Due to falling fertility rates, countries such as China, Canada, Italy, and many more now have fewer new entrants into the workforce every year. As a result, companies are increasingly finding themselves asking older employees to stay on longer. This will necessitate growing investment into training and development to help these older workers acquire new skills, as well as into additional accessibility and safety measures such as wearable exoskeletons to help older workers safely lift heavy loads on farms and in factories.
In addition, as new, younger talent becomes harder to find, many companies are turning to automation to replace or augment certain roles. A slew of companies have begun developing “digital workforce” tools that offer fully virtual sales associates, customer service representatives, and even companions for the elderly.
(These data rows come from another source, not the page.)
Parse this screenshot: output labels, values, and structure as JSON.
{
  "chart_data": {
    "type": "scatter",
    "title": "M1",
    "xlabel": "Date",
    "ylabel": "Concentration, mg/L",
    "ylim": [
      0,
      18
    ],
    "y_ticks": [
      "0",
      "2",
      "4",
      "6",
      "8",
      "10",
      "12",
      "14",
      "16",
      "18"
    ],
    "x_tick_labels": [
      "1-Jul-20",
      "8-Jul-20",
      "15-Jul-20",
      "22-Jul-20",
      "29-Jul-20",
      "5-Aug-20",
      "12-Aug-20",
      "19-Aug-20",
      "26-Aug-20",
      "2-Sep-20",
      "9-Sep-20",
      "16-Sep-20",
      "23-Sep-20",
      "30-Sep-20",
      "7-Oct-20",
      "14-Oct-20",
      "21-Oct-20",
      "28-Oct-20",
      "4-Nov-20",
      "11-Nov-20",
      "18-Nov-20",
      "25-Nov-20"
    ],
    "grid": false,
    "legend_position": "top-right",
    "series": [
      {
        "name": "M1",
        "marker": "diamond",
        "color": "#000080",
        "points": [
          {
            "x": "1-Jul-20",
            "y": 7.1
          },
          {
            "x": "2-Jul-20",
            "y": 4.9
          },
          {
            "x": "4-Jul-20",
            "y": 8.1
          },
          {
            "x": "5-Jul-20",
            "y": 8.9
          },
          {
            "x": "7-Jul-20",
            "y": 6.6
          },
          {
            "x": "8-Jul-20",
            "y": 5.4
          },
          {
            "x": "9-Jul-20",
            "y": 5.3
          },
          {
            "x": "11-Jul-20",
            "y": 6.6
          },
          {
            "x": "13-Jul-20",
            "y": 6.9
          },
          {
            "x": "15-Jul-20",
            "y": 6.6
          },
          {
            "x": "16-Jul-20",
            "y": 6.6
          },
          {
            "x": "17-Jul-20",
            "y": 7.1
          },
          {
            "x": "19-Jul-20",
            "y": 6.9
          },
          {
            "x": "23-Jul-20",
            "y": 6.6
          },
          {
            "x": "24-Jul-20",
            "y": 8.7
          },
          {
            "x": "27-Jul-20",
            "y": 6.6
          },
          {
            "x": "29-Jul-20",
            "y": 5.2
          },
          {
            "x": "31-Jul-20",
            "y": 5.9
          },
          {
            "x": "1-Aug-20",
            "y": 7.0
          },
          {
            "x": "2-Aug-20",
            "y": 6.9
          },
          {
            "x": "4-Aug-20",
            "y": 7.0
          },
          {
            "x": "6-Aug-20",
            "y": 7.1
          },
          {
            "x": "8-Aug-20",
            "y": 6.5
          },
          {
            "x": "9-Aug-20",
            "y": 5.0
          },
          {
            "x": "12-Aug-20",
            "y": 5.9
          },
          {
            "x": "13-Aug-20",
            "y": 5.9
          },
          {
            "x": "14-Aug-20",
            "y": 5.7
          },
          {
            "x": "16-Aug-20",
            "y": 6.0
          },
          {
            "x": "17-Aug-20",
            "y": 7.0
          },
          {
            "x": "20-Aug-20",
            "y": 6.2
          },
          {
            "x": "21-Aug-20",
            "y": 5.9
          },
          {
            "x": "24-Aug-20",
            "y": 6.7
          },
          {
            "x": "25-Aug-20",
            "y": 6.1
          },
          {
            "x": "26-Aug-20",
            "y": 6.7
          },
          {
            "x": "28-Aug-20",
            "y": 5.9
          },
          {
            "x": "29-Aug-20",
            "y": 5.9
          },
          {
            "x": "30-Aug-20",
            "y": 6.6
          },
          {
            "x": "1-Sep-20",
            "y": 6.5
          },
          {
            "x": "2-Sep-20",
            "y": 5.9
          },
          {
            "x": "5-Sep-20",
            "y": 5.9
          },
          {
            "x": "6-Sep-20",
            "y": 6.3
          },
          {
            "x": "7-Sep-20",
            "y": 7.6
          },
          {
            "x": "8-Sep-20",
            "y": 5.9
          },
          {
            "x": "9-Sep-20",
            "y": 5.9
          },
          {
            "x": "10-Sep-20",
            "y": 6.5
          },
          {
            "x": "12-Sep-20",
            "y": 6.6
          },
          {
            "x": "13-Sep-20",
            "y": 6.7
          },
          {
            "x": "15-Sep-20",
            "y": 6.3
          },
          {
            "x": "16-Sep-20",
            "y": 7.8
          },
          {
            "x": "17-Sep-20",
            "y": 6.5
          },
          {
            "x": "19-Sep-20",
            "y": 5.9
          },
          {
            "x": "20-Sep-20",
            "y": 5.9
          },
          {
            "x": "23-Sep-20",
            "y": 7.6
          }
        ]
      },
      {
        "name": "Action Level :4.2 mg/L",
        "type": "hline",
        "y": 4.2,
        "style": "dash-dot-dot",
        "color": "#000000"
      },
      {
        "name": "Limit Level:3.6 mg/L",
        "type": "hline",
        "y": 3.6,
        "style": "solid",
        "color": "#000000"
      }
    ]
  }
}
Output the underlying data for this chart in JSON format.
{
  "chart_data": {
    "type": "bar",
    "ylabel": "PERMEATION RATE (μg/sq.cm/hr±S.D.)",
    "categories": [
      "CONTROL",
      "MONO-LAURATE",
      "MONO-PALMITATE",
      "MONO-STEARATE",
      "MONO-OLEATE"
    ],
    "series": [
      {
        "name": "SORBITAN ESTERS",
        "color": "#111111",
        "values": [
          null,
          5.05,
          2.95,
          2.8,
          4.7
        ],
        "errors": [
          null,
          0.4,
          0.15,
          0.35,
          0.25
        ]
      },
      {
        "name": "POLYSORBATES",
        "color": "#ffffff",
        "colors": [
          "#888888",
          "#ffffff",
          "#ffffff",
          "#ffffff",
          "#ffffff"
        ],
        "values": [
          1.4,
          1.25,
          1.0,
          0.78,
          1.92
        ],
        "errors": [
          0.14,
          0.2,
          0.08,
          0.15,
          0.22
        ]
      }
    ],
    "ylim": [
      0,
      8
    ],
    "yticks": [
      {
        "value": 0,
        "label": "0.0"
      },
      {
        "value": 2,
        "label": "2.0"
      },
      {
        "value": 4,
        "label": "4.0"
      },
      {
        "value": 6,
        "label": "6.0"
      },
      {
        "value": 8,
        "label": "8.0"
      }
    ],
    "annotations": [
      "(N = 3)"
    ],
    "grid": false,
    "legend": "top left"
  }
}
Between growth in AI capabilities and shifting demographic trends, these new technologies have the potential to become an increasingly substantial component of the modern workforce.
Economists push the “old solution” of importing more workers. But this will not be a sustainable solution when most of the world’s countries are shrinking, and the supply of skilled workers interested in relocating to other countries is limited.
Our primary solution will be business process improvements and automation.